QuoteMy job as an adviser is to keep my clients moving ahead in a positive way.
Both the federal government and employers understand that human behavior can be manipulated to boost savings. We have tax-advantaged savings accounts, 401(k) default participation and annual automated contribution increases to encourage workers to save for retirement. But we need to do more. The 2016 Employee Benefit Research Institute Retirement Confidence Survey found just 21% of workers were “very confident” they would have enough money to live comfortably through retirement.
How do we counter the countless negative behavioral forces that obstruct the path toward saving for retirement? Could we advance a more positive view of the practice? For example, “budget” has become a banned word for my practice. I made the change to “spending plan” after I asked my daughter’s friend how her sophomore year had gone and she responded, “My parents put me on a budget.” She could barely utter the word. Although the core of any successful financial plan, “budget” conveys the negative notion that someone else limits your spending. Conversely, the connotation for “spending plan” is positive and personal. It’s a tool to ensure that clients spend their assets in a mindful way, on what matters most to them.

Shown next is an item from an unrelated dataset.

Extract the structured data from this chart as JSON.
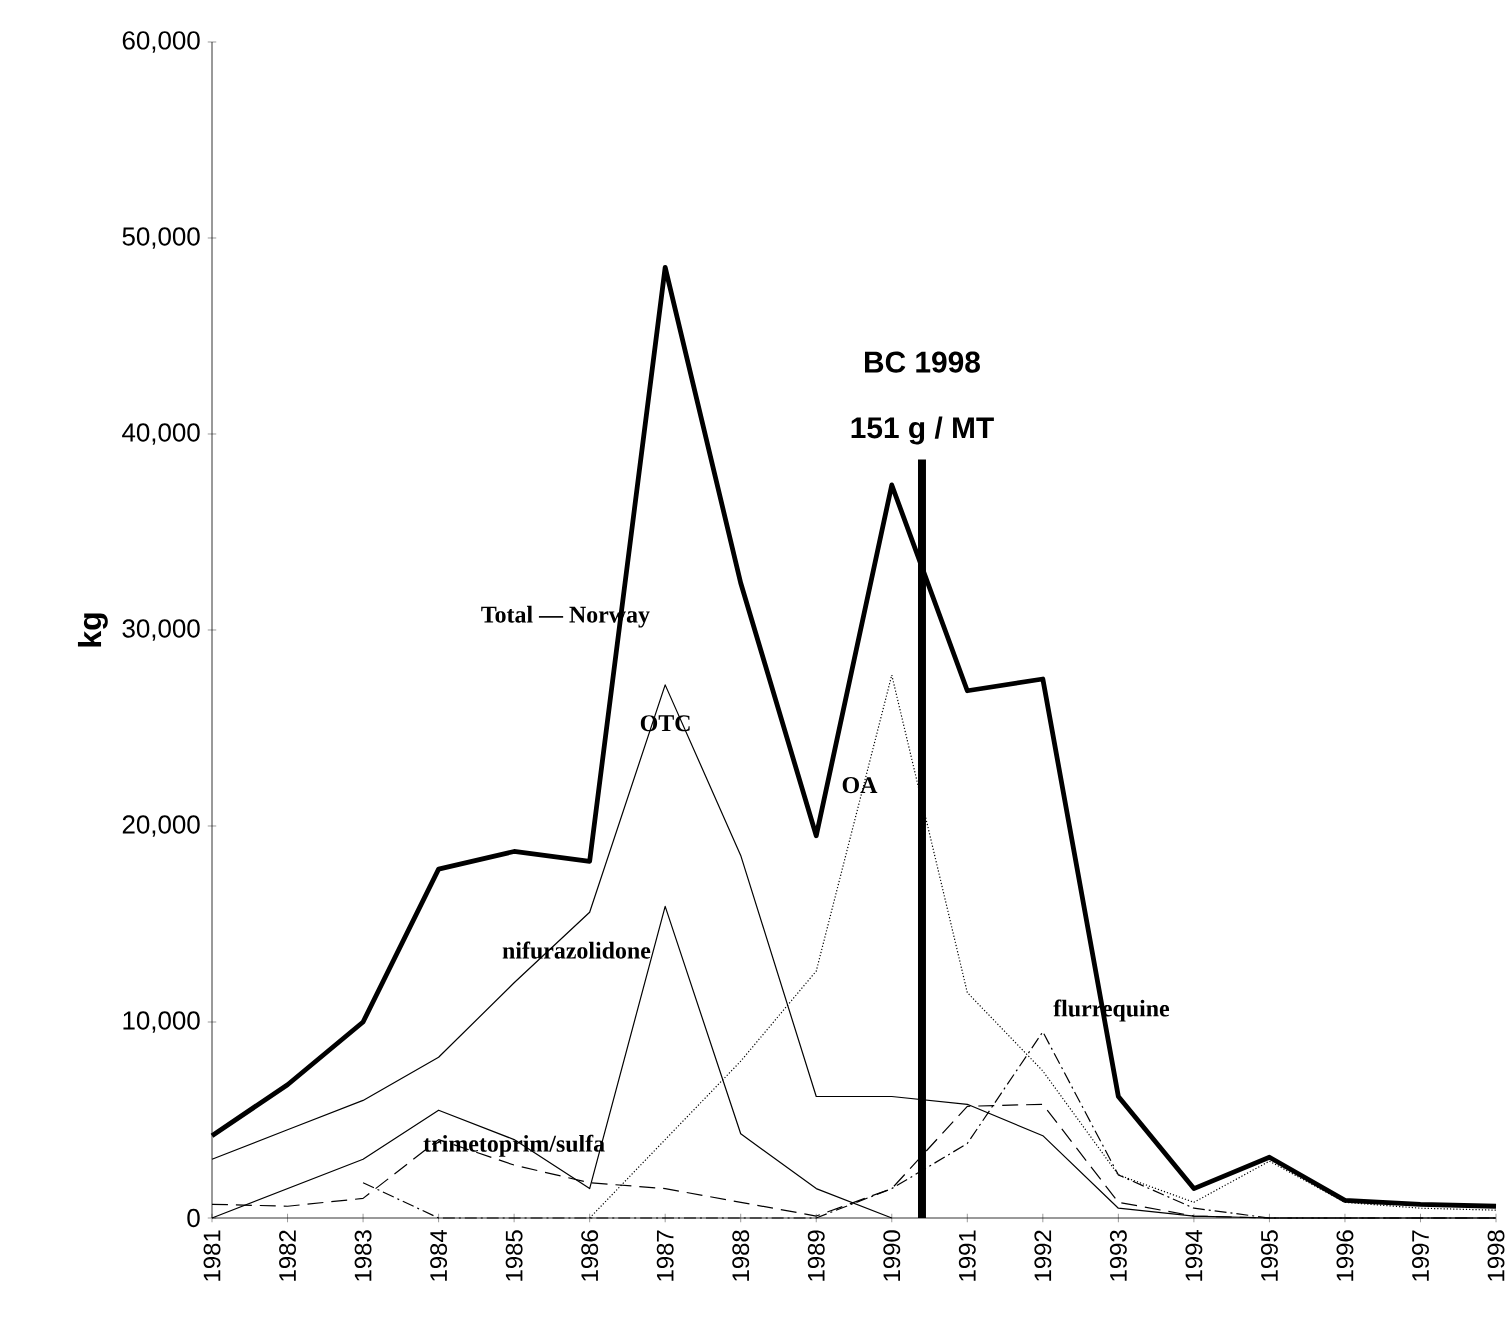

There’s no question achieving short-term financial goals motivates clients to save for the long-term. Because of today’s investment challenges, I’m now asking clients to make another use of their short-term successes: that they reflect on the satisfaction and joy they feel when they successfully meet a short-term goal and convert those positive emotions into motivation to save for the future.
LET THE SUNSHINE IN
Instead of leaning on the old fear of not having saved enough to enjoy a secure retirement, I want clients to parlay their sense of enjoyment and accomplishment from meeting a short-term goal into retirement-savings motivation. Yes, having saved and paid for college illustrates for clients that they are capable of committing to a savings plan, but using the pride and joy they feel watching their child receive a diploma may be what it takes to advance their retirement savings efforts.
In client meetings, we’ve explored how advance planning brings about real happiness. Here’s my favorite: I asked a client who just opened her summer home how her weekend was. She responded, “It was so pleasant. I had stocked the house with essentials before I closed it up in the fall. So, instead of running around shopping for laundry detergent or the recycling bags we need to use at the town dump, my only errands were to the fish market and farm stand.”
It’s a good illustration of the principle. Recalling the wonderful summer dinner on her deck will be a far greater motivator to save than conjuring up fears of running out of money at age 75.